Warning: This piece contains spoilers about "Kick-Ass 2."
There's a scene in the middle of Kick-Ass 2 that involves 10 NYPD officers being relentlessly slaughtered. Two of them are blown up by a propane tank, two of them are killed by the blades of a lawnmower, and the other four are killed by similar means. I suspect that this is the part of the movie where Jim Carrey, while watching "Kick-Ass 2" for the first time, thought to himself, Nope. I'm out.
We don't know that for sure, of course, because Carrey isn't doing press to promote Kick-Ass 2. In June, Carrey tweeted, "I did Kickass a month b4 Sandy Hook and now in all good conscience I cannot support that level of violence ... my apologies to others involve [sic] with the film. I am not ashamed of it but recent events have caused a change in my heart." Having now seen Kick-Ass 2, Carrey probably made the right decision.
Like a lot of people, the Sandy Hook shootings had a large effect on Carrey. He's since been extremely vocal on the issue of gun control and violence. Once Carrey went "all in" on this topic, there was really no turning back. He certainly can't preach to people about how guns are bad -- even penning a song about Charlton Heston's now infamous "cold dead hand" line -- then tell people to go see a movie with extreme gun violence. I am not saying that movie violence and real violence have any correlation (I am not a scientist); I'm just trying to look at this from Carrey's unique perspective.
Carrey's Kick-Ass 2 co-star Chloe Grace Moretz was recently quoted as saying, "If you are that easily swayed, you might see The Silence of the Lambs and think you are a serial killer." That's fine and all, but the violence in Kick-Ass 2 is just so ugly and mean spirited compared to that movie, which won an Academy Award for Best Picture.
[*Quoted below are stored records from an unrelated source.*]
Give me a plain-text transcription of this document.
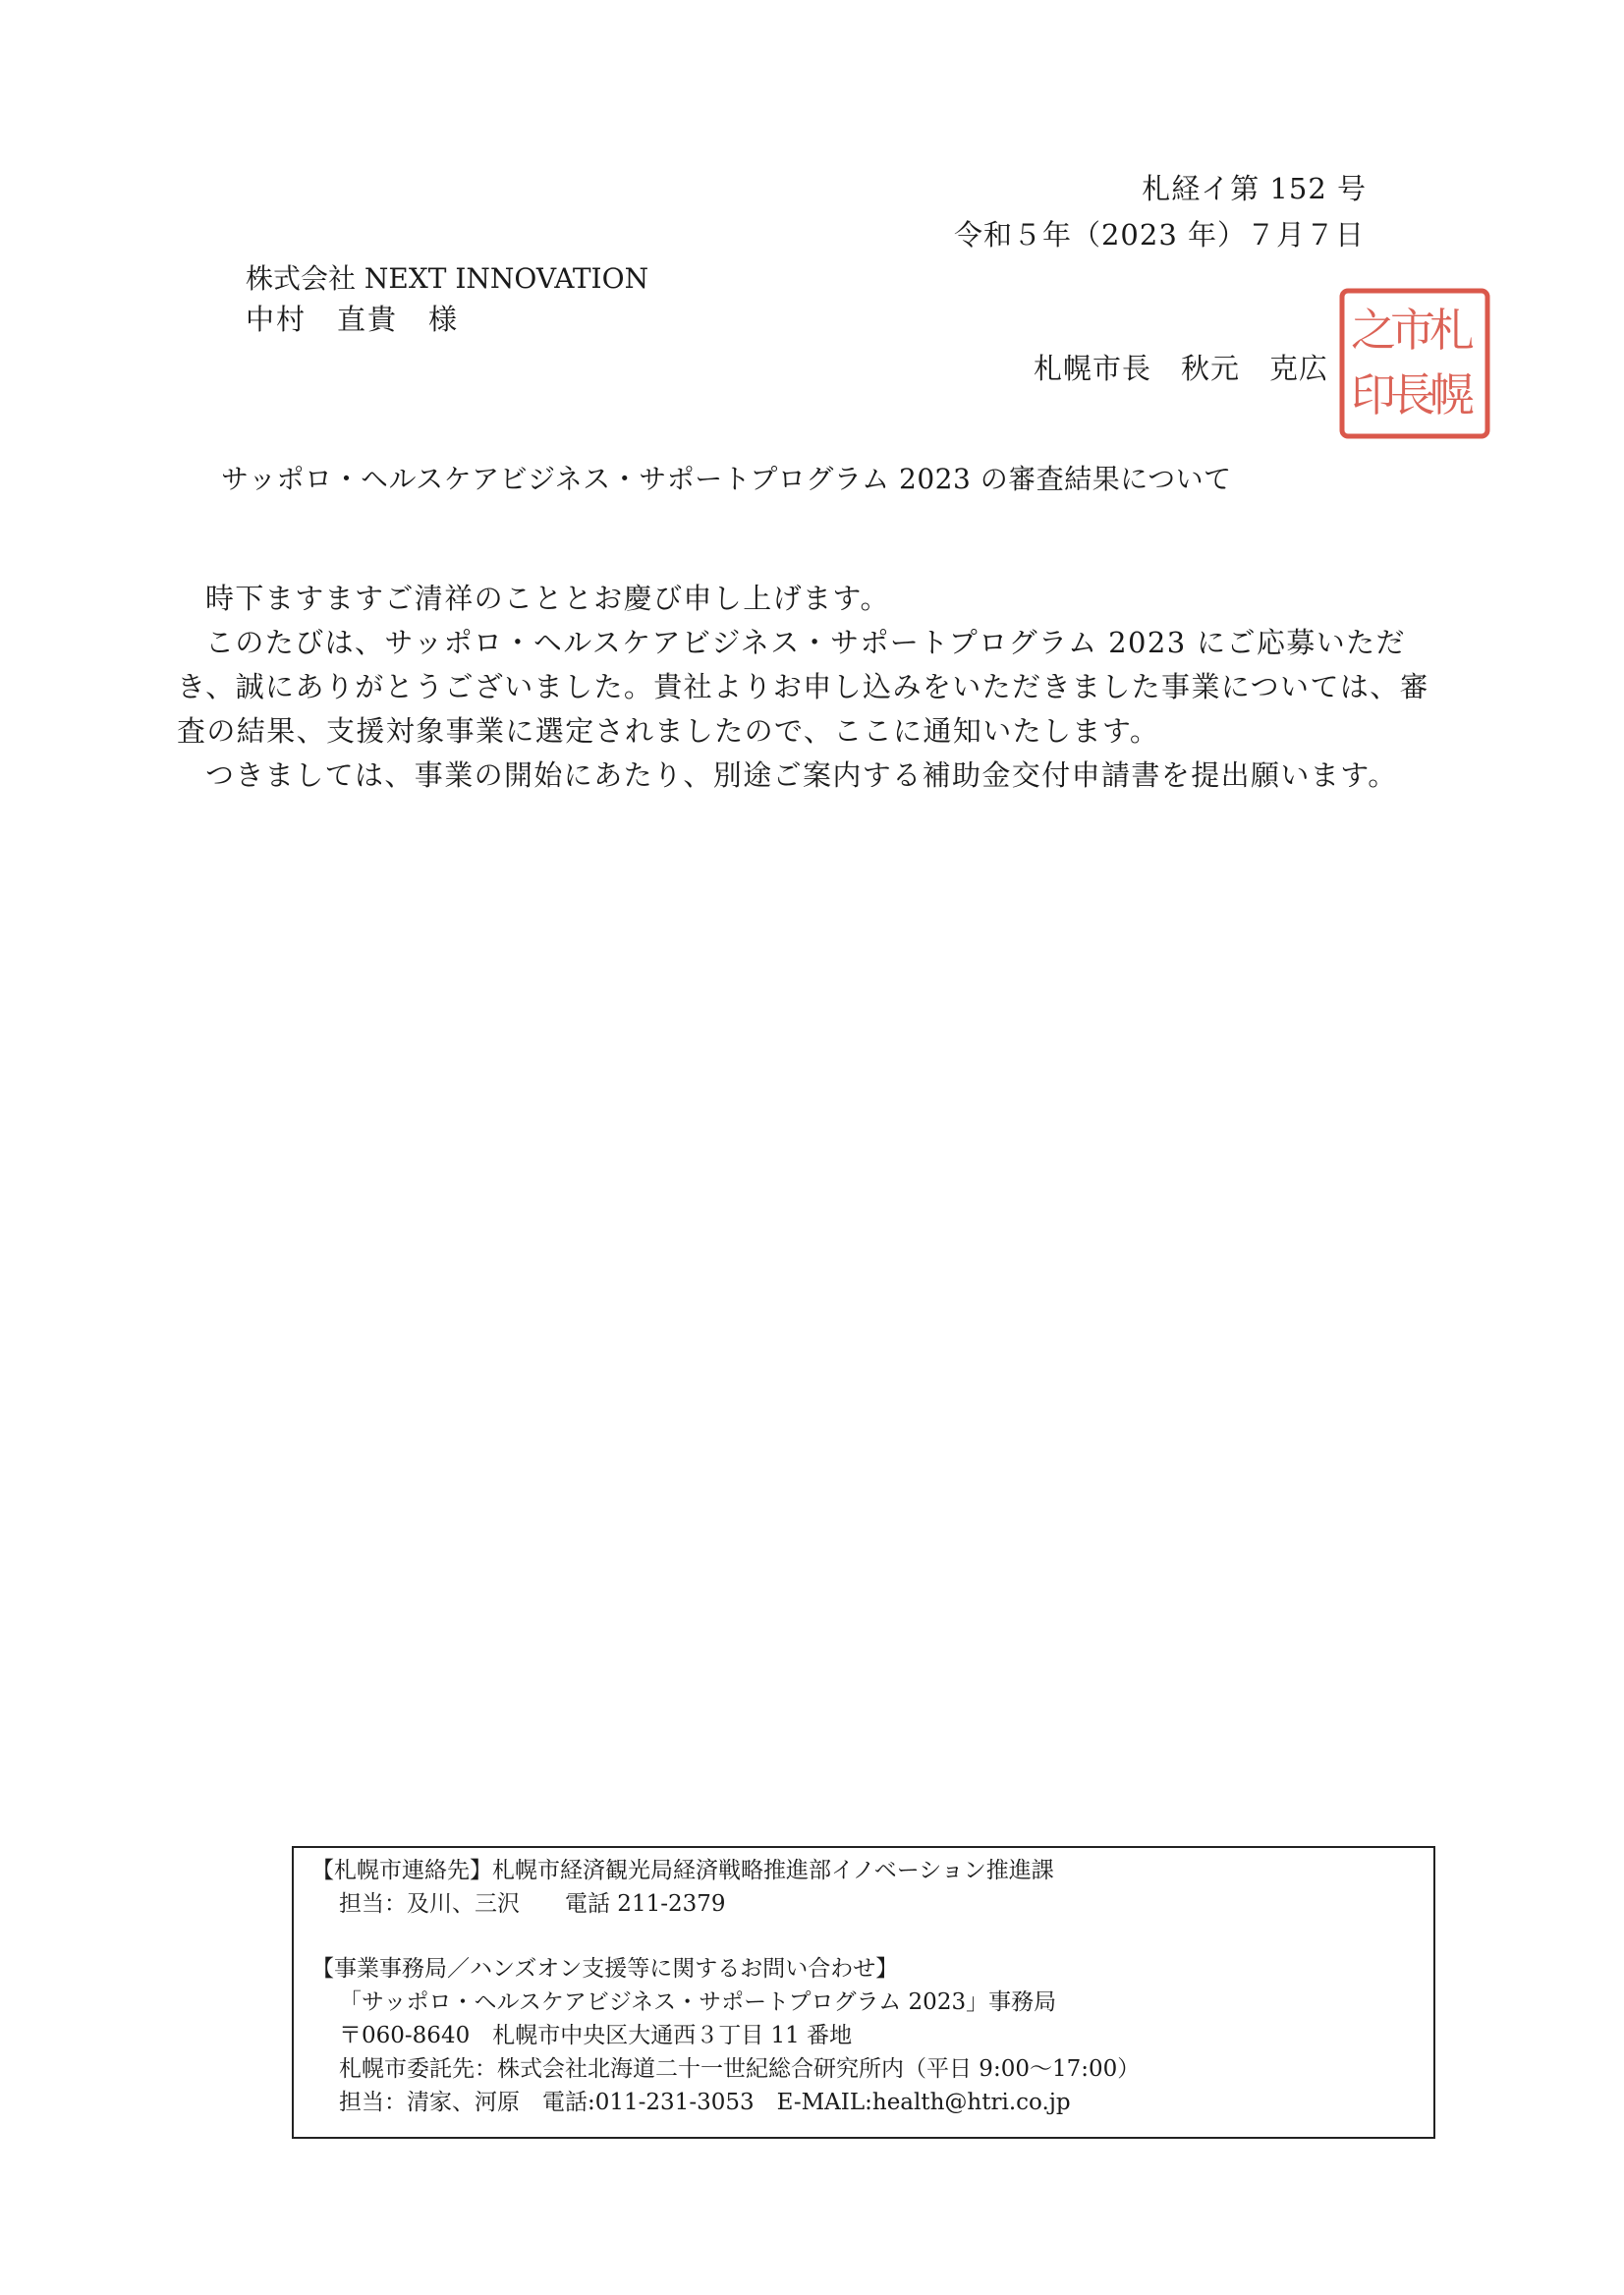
札経イ第 152 号
令和５年（2023 年）７月７日
株式会社 NEXT INNOVATION
中村　直貴　様
札幌市長　秋元　克広
札
幌
市
長
之
印
サッポロ・ヘルスケアビジネス・サポートプログラム 2023 の審査結果について

時下ますますご清祥のこととお慶び申し上げます。

このたびは、サッポロ・ヘルスケアビジネス・サポートプログラム 2023 にご応募いただき、誠にありがとうございました。貴社よりお申し込みをいただきました事業については、審査の結果、支援対象事業に選定されましたので、ここに通知いたします。

つきましては、事業の開始にあたり、別途ご案内する補助金交付申請書を提出願います。

【札幌市連絡先】札幌市経済観光局経済戦略推進部イノベーション推進課
担当：及川、三沢　　電話 211-2379
【事業事務局／ハンズオン支援等に関するお問い合わせ】
「サッポロ・ヘルスケアビジネス・サポートプログラム 2023」事務局
〒060-8640　札幌市中央区大通西３丁目 11 番地
札幌市委託先：株式会社北海道二十一世紀総合研究所内（平日 9:00～17:00）
担当：清家、河原　電話:011-231-3053　E-MAIL:health@htri.co.jp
Case in point: There's an almost-rape scene in "Kick-Ass 2" that's played for laughs. A male character is going to rape a female character, except that the male character is unable to get an erection and thus the rape never happens. (Note: In the source material, the female character actually is raped.) So, yes, Carrey has every right to take a step back from ugly material.
Carrey's face is featured prominently on the Kick-Ass 2 poster, yet Carrey's screen time as Colonel Stars and Stripes is surprisingly short. (In other words: If you are seeing this movie only because you are interested in Carrey's role, you are going to be very, very disappointed.) He appearance is so brief, in fact, that if Carrey was only aware of the scenes he filmed, I could definitely envision a scenario where he was blindsided by the amount of violence in the rest of the movie. (For what it's worth, in response to Carrey's tweets back in June, "Kick-Ass" creator Mark Millar wrote that nothing in the film "wasn't in the screenplay eighteen months ago.")
To be fair: It's not as if Carrey's character is a saint. Colonel Stars and Stripes is, like pretty much everyone else in the Kick-Ass movies, a vigilante dressed in a superhero costume. Colonel Star and Stripes was a former mob enforcer who became a born-again Christian, and then decided to fight crime. In Carrey's only true action scene, he hits a few guys over the head with a wooden stick, admonishes a few people for using foul language, then lets his German Shepherd chew on an accused sex slave trafficker's penis. After all of this, Carrey's character holds a gun to this same man's head, but we later find out that the gun he uses is never loaded.
So, yes, even if Carrey didn't know the true level of violence or the flippant tone of the film, he did know there was some violence. But the fact is that Carrey has become such a champion of gun control, he kind of painted himself into a corner. People will forget about Kick-Ass 2; people wouldn't forget Carrey's perceived hypocrisy. The issue of gun control obviously means something to Carrey -- certainly a lot more than the 10 minutes of screen time he has in (what is in my opinion) a bad August movie that no one will remember in a month.
Full disclosure: I actively despised Kick-Ass 2. The film's tone is schizophrenic, jumping from deaths that are played for laughs to deaths that we're supposed to care about, then back again. Seriously: pick one. Also: A rape scene played for laughs is not funny. I have no idea why anyone in his right mind would include that in the final film. (For more on this issue, check out this insightful piece by CinemaBlend's Kristy Puchko.)
Kick-Ass 2 is a grim, grim movie.
Perhaps it was that afterthought scene, in which 10 NYPD officers are slaughtered, that occurs so close to a hilarious scene, in which high school girls vomit and defecate at the same time. (I would have liked to have been in the writers' room as the "we have them puke" faction battled it out with the "we have them poop" faction, only to end in tragic compromise.) Perhaps it was the attempted rape played for humor. Whatever the reason, Carrey wasn't going to double down his reputation on Kick-Ass 2. Now I see why.